As a couple, played by Olivia Wilde and Luke Wilson, try and fight through the days following the one year anniversary of the kidnap of their young son, a recent film that Meadowland draws obvious comparisons to is the Nicole Kidman-starring Rabbit Hole. Luckily, Meadowland is leagues ahead of that ultimately mawkish effort, eschewing cheap outbursts and histrionics in favour of brutal realism. After leaving you drained in just its first four minutes with the actual child-losing scene, director Reed Morano and writer Chris Rossi understand that the residual power of that moment allows for the rest of the film to play its hand quietly.
Giving plenty of depth to even its supporting characters, Meadowland is firmly anchored by the never better Wilde and Wilson, impossibly sad, exhausted, and furious. Initially it seems that Phil (Wilson) is the one responding in the more expected ways to the couple’s shared grief, but as both he and Sarah (Wilde) start to spiral, this is put to a gruelling test. With this darkness, there is little room for levity, but that’s not to say that there’s a complete absence of light. When Phil’s apparently deadbeat brother (Giovanni Ribisi) comes to stay, we (alongside Sarah and Phil) guess that he’s just sponging, but it soon becomes clear that he’s come to offer solace.

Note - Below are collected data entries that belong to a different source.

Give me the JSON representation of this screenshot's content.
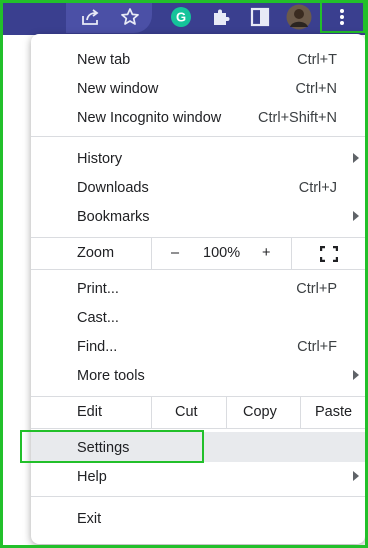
{
  "colors": {
    "toolbar_bg": "#3a3f8f",
    "highlight_outline": "#22c02a",
    "menu_bg": "#ffffff",
    "hover_bg": "#e8eaed"
  },
  "toolbar": {
    "icons": [
      "share-icon",
      "star-icon",
      "grammarly-icon",
      "puzzle-icon",
      "side-panel-icon",
      "avatar",
      "kebab-menu-icon"
    ],
    "grammarly_letter": "G"
  },
  "menu": {
    "new_tab": {
      "label": "New tab",
      "shortcut": "Ctrl+T"
    },
    "new_window": {
      "label": "New window",
      "shortcut": "Ctrl+N"
    },
    "new_incognito": {
      "label": "New Incognito window",
      "shortcut": "Ctrl+Shift+N"
    },
    "history": {
      "label": "History"
    },
    "downloads": {
      "label": "Downloads",
      "shortcut": "Ctrl+J"
    },
    "bookmarks": {
      "label": "Bookmarks"
    },
    "zoom": {
      "label": "Zoom",
      "minus": "–",
      "level": "100%",
      "plus": "+"
    },
    "print": {
      "label": "Print...",
      "shortcut": "Ctrl+P"
    },
    "cast": {
      "label": "Cast..."
    },
    "find": {
      "label": "Find...",
      "shortcut": "Ctrl+F"
    },
    "more_tools": {
      "label": "More tools"
    },
    "edit": {
      "label": "Edit",
      "cut": "Cut",
      "copy": "Copy",
      "paste": "Paste"
    },
    "settings": {
      "label": "Settings"
    },
    "help": {
      "label": "Help"
    },
    "exit": {
      "label": "Exit"
    }
  }
}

As a no judgements/no pressure shoulder to cry on, his mere presence allows his brother and sister-in-law to work through things that they would never dare say to one another. It doesn’t mean that the couple’s self-destructive streak comes to an end – throughout the film, they repeatedly revisit the gas station where their child was taken in a horrible example of psychological masochism – but serves as a touching reminder of a family’s ability to heal one another. This is never spelled out explicitly in the script, and the lack of grand revelations and histrionics only heightens the believability of the story.
Elsewhere, we see John Leguizamo as a bereaved father who wants nothing more than to have his hate for his daughter’s killer outweigh the everyday feelings of loneliness and powerlessness, as well as Elisabeth Moss and Kevin Corrigan as unfit parents who want to be better, but know they never will be. It’s such a fully drawn ensemble cast that the fact that the film is around 100 minutes long is a genuine surprise.
Olivia Wilde is absolutely fantastic as Sarah, nailing the physical toll of ceaseless sorrow without resorting to the typical fireworks. It’s one of those rare performances in a serious drama where you can’t see the effort of the acting – Wilde simply inhabits this tragic person and draws the audience into her world. This world is occasionally infringed upon by some overly self-conscious stylisation and a couple of story beats with an in-care kid that Sarah takes under her wing ring false, but these gambles eventually pay off in two genuinely beautiful sequences.
The first is a boldly and insightfully honest look at physical self-harm, the likes of which we very rarely see in films. Not only does it present the build up to and the act itself unsparingly without being gratuitous and exploitative, but with ingenious visuals, Morano shows us exactly what the self-harmer gets out of it. She does not glorify nor vilify the choice, and the impact is enormous. What might prove more divisive is the second of these climactic scenes – which I personally loved – involving an encounter with an elephant by the side of the freeway.
It’s a surreally lovely moment that may or may not take place in reality, but the atmosphere created in the preceding 80 minutes ensures that this scene feels of a piece with all that has come before, even as the stark verisimilitude that defines much of the rest of the film slowly, and deliberately, crumbles away. It’s hope delivered from the most unlikely source, a wonderful image that, like much of Meadowland, burrows deep into your brain, unlikely to be forgotten in a hurry.